Régulièrement, la Writers Guild of America (WGA) appelle ses membres à la grève. Avant 2023, la dernière avait eu lieu en 2007. La puissance de la WGA a fait perdre 5 milliards de dollars aux grands studios ! Pour comprendre cette puissance, il faut savoir qu’aux États-Unis, la propriété intellectuelle d’un film appartient à celui ou celle qui l’a écrit et non à celui ou celle qui l’a réalisé1. Cette grève a duré 148 jours (du 2 mai au 27 septembre) et a été suivie par les 11 500 membres de la WGA avec piquets de grève devant les studios : Amazon, MGM, CBS, Disney, Netflix, Paramount, HBO, NBC Universal…
L’arrivée de l’intelligence artificielle (IA) menaçait directement une partie des auteur·rices. Il fallait, face à l’AMPTP (Alliance of Motion Picture Television Producers), protéger celleux qui écrivent et qui créent. Les enjeux dépassaient la seule profession des scénaristes de Hollywood. En effet, la tentation est grande pour les studios de faire réécrire certains scénarios par l’IA. Au passage, notons qu’il s’agit de réécriture, pas de création. L’IA ne peut faire que ce qu’un être humain lui demande. Il y a donc toujours besoin de créateur·rices, mais à partir du moment où les studios faisaient appel à l’IA, cela diminuait d’autant la rémunération des scénaristes. La WGA a obtenu2 :
✔ l’IA ne pourra pas écrire ou réécrire du contenu littéraire et le contenu qu’elle génère ne sera pas considéré comme un matériel source ni pouvant porter atteinte au crédit d’un auteur ou à ses droits.
✔ Un·e auteur·rice pourra utiliser l’IA dans son travail d’écriture, à condition qu’iel respecte les politiques applicables de l’entreprise. Cette dernière ne pourra pas exiger l’utilisation d’un logiciel d’intelligence artificielle par l’auteur·rice.
✔ La société devra informer l’auteur·rice si des documents ont été générés par IA ou intègrent du contenu artificiel.
Cela va au-delà des intérêts de la WGA. Cet accord protège celleux qui créent et c’est donc bien une intelligence humaine qui continuera à écrire les scénarios des films et des séries.
L’autre point de discorde entre la WGA et l’AMPTP tournait autour du streaming. En effet, jusque-là, les residuals (compensations secondaires) étaient au centre des préoccupations de la WGA. La télévision traditionnelle garantissait une rémunération complémentaire à chaque nouvelle diffusion ; le streaming fonctionnait avec une rémunération unique sur la vente du programme aux plateformes, qu’importe sa popularité.
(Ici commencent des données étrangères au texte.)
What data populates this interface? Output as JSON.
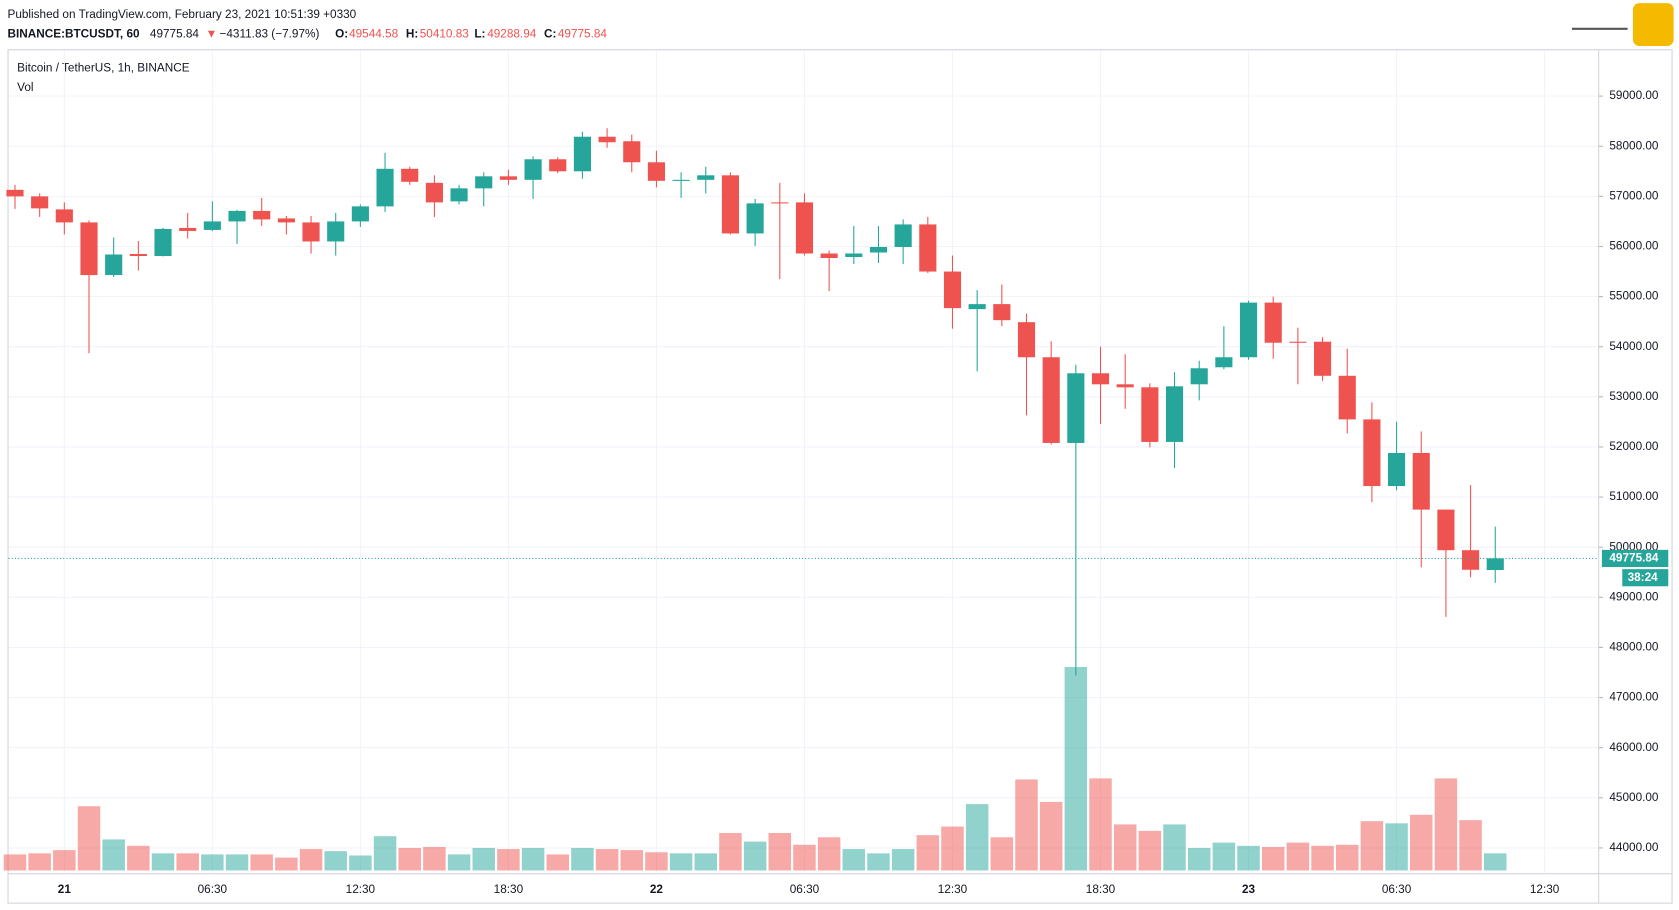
{
  "chart_data": {
    "type": "candlestick",
    "published": "Published on TradingView.com, February 23, 2021 10:51:39 +0330",
    "symbol": "BINANCE:BTCUSDT, 60",
    "change": "−4311.83 (−7.97%)",
    "title": "Bitcoin / TetherUS, 1h, BINANCE",
    "volume_label": "Vol",
    "countdown": "38:24",
    "up_color": "#26a69a",
    "down_color": "#ef5350",
    "grid": true,
    "categories": [
      null,
      null,
      "21",
      null,
      null,
      null,
      null,
      null,
      "06:30",
      null,
      null,
      null,
      null,
      null,
      "12:30",
      null,
      null,
      null,
      null,
      null,
      "18:30",
      null,
      null,
      null,
      null,
      null,
      "22",
      null,
      null,
      null,
      null,
      null,
      "06:30",
      null,
      null,
      null,
      null,
      null,
      "12:30",
      null,
      null,
      null,
      null,
      null,
      "18:30",
      null,
      null,
      null,
      null,
      null,
      "23",
      null,
      null,
      null,
      null,
      null,
      "06:30",
      null,
      null,
      null,
      null,
      null,
      "12:30",
      null,
      null
    ],
    "open": [
      57130,
      57000,
      56740,
      56480,
      55430,
      55850,
      55810,
      56370,
      56330,
      56500,
      56710,
      56560,
      56480,
      56100,
      56500,
      56800,
      57550,
      57270,
      56900,
      57160,
      57400,
      57330,
      57740,
      57500,
      58190,
      58100,
      57680,
      57310,
      57330,
      57420,
      56260,
      56880,
      56880,
      55860,
      55790,
      55880,
      55990,
      56440,
      55500,
      54750,
      54850,
      54490,
      53790,
      52080,
      53470,
      53250,
      53190,
      52100,
      53250,
      53590,
      53790,
      54880,
      54100,
      54100,
      53420,
      52550,
      51220,
      51880,
      50750,
      49940,
      49544.58,
      null,
      null,
      null,
      null
    ],
    "high": [
      57230,
      57060,
      56880,
      56520,
      56180,
      56110,
      56370,
      56670,
      56900,
      56730,
      56970,
      56610,
      56610,
      56670,
      56840,
      57870,
      57590,
      57420,
      57230,
      57480,
      57530,
      57800,
      57780,
      58290,
      58360,
      58230,
      57910,
      57480,
      57590,
      57480,
      56950,
      57270,
      57060,
      55920,
      56410,
      56410,
      56540,
      56590,
      55820,
      55130,
      55240,
      54660,
      54110,
      53640,
      54000,
      53850,
      53270,
      53490,
      53720,
      54410,
      54920,
      55000,
      54380,
      54190,
      53960,
      52890,
      52500,
      52310,
      50750,
      51240,
      50410.83,
      null,
      null,
      null,
      null
    ],
    "low": [
      56750,
      56590,
      56240,
      53870,
      55390,
      55520,
      55800,
      56160,
      56310,
      56050,
      56410,
      56240,
      55860,
      55820,
      56390,
      56690,
      57230,
      56590,
      56840,
      56800,
      57230,
      56950,
      57460,
      57350,
      57970,
      57480,
      57180,
      56970,
      57060,
      56240,
      56010,
      55350,
      55820,
      55110,
      55650,
      55670,
      55650,
      55470,
      54360,
      53510,
      54410,
      52630,
      52050,
      47440,
      52460,
      52760,
      51990,
      51580,
      52930,
      53550,
      53740,
      53760,
      53250,
      53320,
      52270,
      50900,
      51140,
      49600,
      48610,
      49400,
      49288.94,
      null,
      null,
      null,
      null
    ],
    "close": [
      57000,
      56760,
      56480,
      55430,
      55840,
      55810,
      56350,
      56310,
      56500,
      56710,
      56540,
      56480,
      56100,
      56500,
      56800,
      57550,
      57290,
      56880,
      57160,
      57400,
      57330,
      57740,
      57500,
      58190,
      58080,
      57680,
      57310,
      57330,
      57420,
      56260,
      56860,
      56860,
      55860,
      55770,
      55860,
      55990,
      56440,
      55500,
      54770,
      54850,
      54530,
      53790,
      52080,
      53470,
      53250,
      53190,
      52100,
      53210,
      53570,
      53790,
      54880,
      54080,
      54080,
      53420,
      52550,
      51220,
      51880,
      50750,
      49940,
      49550,
      49775.84,
      null,
      null,
      null,
      null
    ],
    "volume": [
      15,
      16,
      19,
      60,
      29,
      23,
      16,
      16,
      15,
      15,
      15,
      12,
      20,
      18,
      14,
      32,
      21,
      22,
      15,
      21,
      20,
      21,
      15,
      21,
      20,
      19,
      17,
      16,
      16,
      35,
      27,
      35,
      24,
      31,
      20,
      16,
      20,
      33,
      41,
      62,
      31,
      85,
      64,
      190,
      86,
      43,
      37,
      43,
      21,
      26,
      23,
      22,
      26,
      23,
      24,
      46,
      44,
      52,
      86,
      47,
      16,
      null,
      null,
      null,
      null
    ],
    "ylim": [
      43550,
      59830
    ],
    "yticks": [
      {
        "value": 44000,
        "label": "44000.00"
      },
      {
        "value": 45000,
        "label": "45000.00"
      },
      {
        "value": 46000,
        "label": "46000.00"
      },
      {
        "value": 47000,
        "label": "47000.00"
      },
      {
        "value": 48000,
        "label": "48000.00"
      },
      {
        "value": 49000,
        "label": "49000.00"
      },
      {
        "value": 50000,
        "label": "50000.00"
      },
      {
        "value": 51000,
        "label": "51000.00"
      },
      {
        "value": 52000,
        "label": "52000.00"
      },
      {
        "value": 53000,
        "label": "53000.00"
      },
      {
        "value": 54000,
        "label": "54000.00"
      },
      {
        "value": 55000,
        "label": "55000.00"
      },
      {
        "value": 56000,
        "label": "56000.00"
      },
      {
        "value": 57000,
        "label": "57000.00"
      },
      {
        "value": 58000,
        "label": "58000.00"
      },
      {
        "value": 59000,
        "label": "59000.00"
      }
    ]
  }
}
Dorénavant, le bonus sera lié au succès, ce qui signifie que les scénaristes gagneront plus sur certaines séries. La WGA a obtenu que dorénavant sur les séries, il y ait automatiquement plusieurs scénaristes crédité.es, le minimum étant de trois et la durée des contrats a été fixée à dix semaines minimum.
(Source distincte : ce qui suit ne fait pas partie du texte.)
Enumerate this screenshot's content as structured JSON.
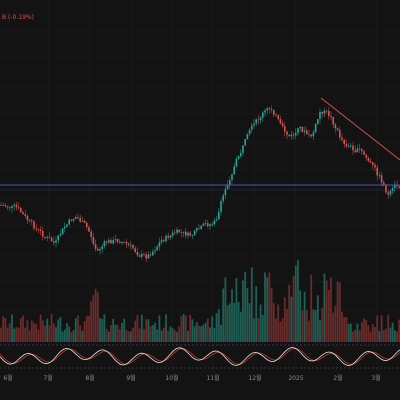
{
  "legend": {
    "text": "B (-0.19%)"
  },
  "chart_data": {
    "type": "candlestick",
    "x_tick_labels": [
      "6월",
      "7월",
      "8월",
      "9월",
      "10월",
      "11월",
      "12월",
      "2025",
      "2월",
      "3월"
    ],
    "colors": {
      "background": "#131313",
      "up": "#26a69a",
      "down": "#d9534f",
      "volume_up": "#1f5f55",
      "volume_down": "#6a2b2b",
      "horizontal_line": "#4a54c8",
      "trend_line": "#d9534f",
      "oscillator_fast": "#e6e6e6",
      "oscillator_slow": "#c0392b",
      "oscillator_band": "#7d3ca8",
      "grid": "#1e1e1e"
    },
    "grid": true,
    "annotations": [
      "horizontal support line",
      "descending trend line"
    ]
  }
}
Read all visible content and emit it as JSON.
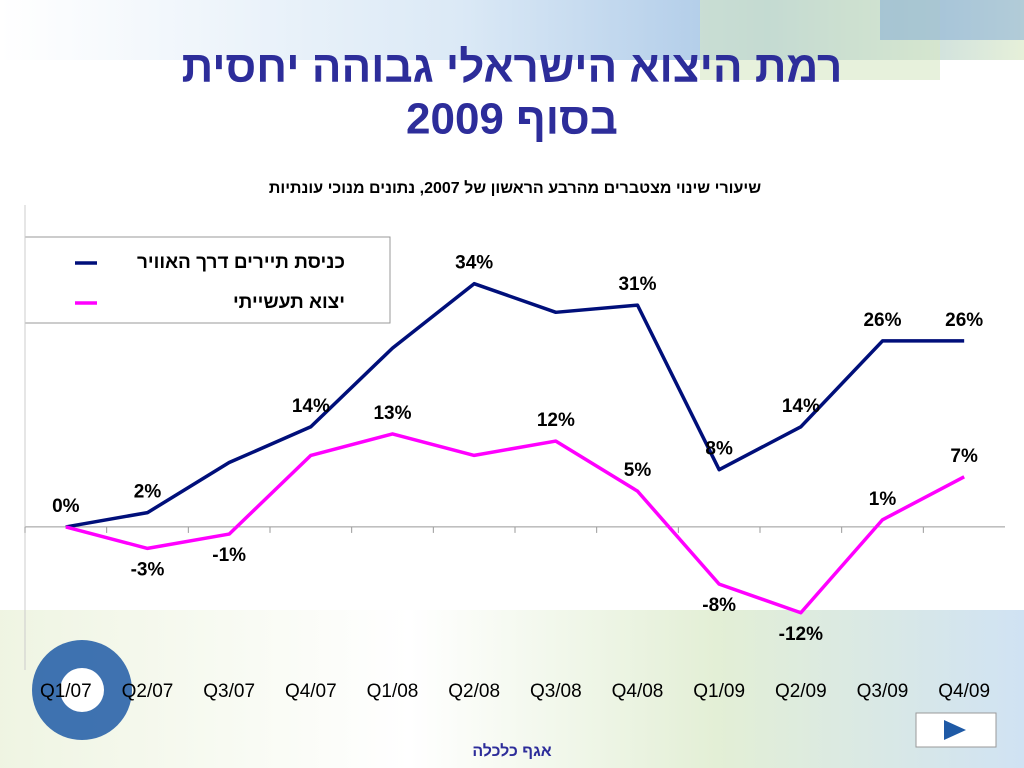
{
  "chart_data": {
    "type": "line",
    "title": "רמת היצוא הישראלי גבוהה יחסית",
    "title_line2": "בסוף 2009",
    "subtitle": "שיעורי שינוי מצטברים מהרבע הראשון של 2007, נתונים מנוכי עונתיות",
    "footer": "אגף כלכלה",
    "categories": [
      "Q1/07",
      "Q2/07",
      "Q3/07",
      "Q4/07",
      "Q1/08",
      "Q2/08",
      "Q3/08",
      "Q4/08",
      "Q1/09",
      "Q2/09",
      "Q3/09",
      "Q4/09"
    ],
    "series": [
      {
        "name": "כניסת תיירים דרך האוויר",
        "color": "#000f7a",
        "values": [
          0,
          2,
          9,
          14,
          25,
          34,
          30,
          31,
          8,
          14,
          26,
          26
        ],
        "value_labels": [
          "0%",
          "2%",
          null,
          "14%",
          null,
          "34%",
          null,
          "31%",
          "8%",
          "14%",
          "26%",
          "26%"
        ]
      },
      {
        "name": "יצוא תעשייתי",
        "color": "#ff00ff",
        "values": [
          0,
          -3,
          -1,
          10,
          13,
          10,
          12,
          5,
          -8,
          -12,
          1,
          7
        ],
        "value_labels": [
          null,
          "-3%",
          "-1%",
          null,
          "13%",
          null,
          "12%",
          "5%",
          "-8%",
          "-12%",
          "1%",
          "7%"
        ]
      }
    ],
    "ylim": [
      -20,
      45
    ],
    "legend": "top-left"
  }
}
Les scénaristes ont été rejoint·es par les acteur·rices de la Screen Actors Guild‐American Federation of Television and Radio Artists (SAG-AFTRA), syndicat étatsunien représentant plus de 160 000 acteur·rices, figurant·es et professionnel·les des médias, travaillant pour le cinéma, la télévision, la publicité, les jeux vidéos, la radio, la musique. Iels ont participé aux piquets de grève de la WGA, ce qui a largement contribué à bloquer l’activité des studios. Cela a donné lieu à des scènes comme le soutien de Sean Penn ou Ethan Hawke en pleine conférence de presse au festival de Cannes ou, le 13 juillet, à Londres, le départ des acteurs Cillian Murphy, Emily Blunt, Matt Damon, Florence Puch et Robert Downey Jr en pleine avant-première d’Oppenheimer, expliquant qu’iels devaient préparer leurs pancartes pour la grève ! Iels ont aussi obtenu des garanties sur leurs emplois (notamment par rapport au streaming) et des augmentations de salaires importantes. ■
Olivier Sillam
1. C’était le cas en France jusqu’en 1947, date à laquelle les réalisateurs ont pris le dessus.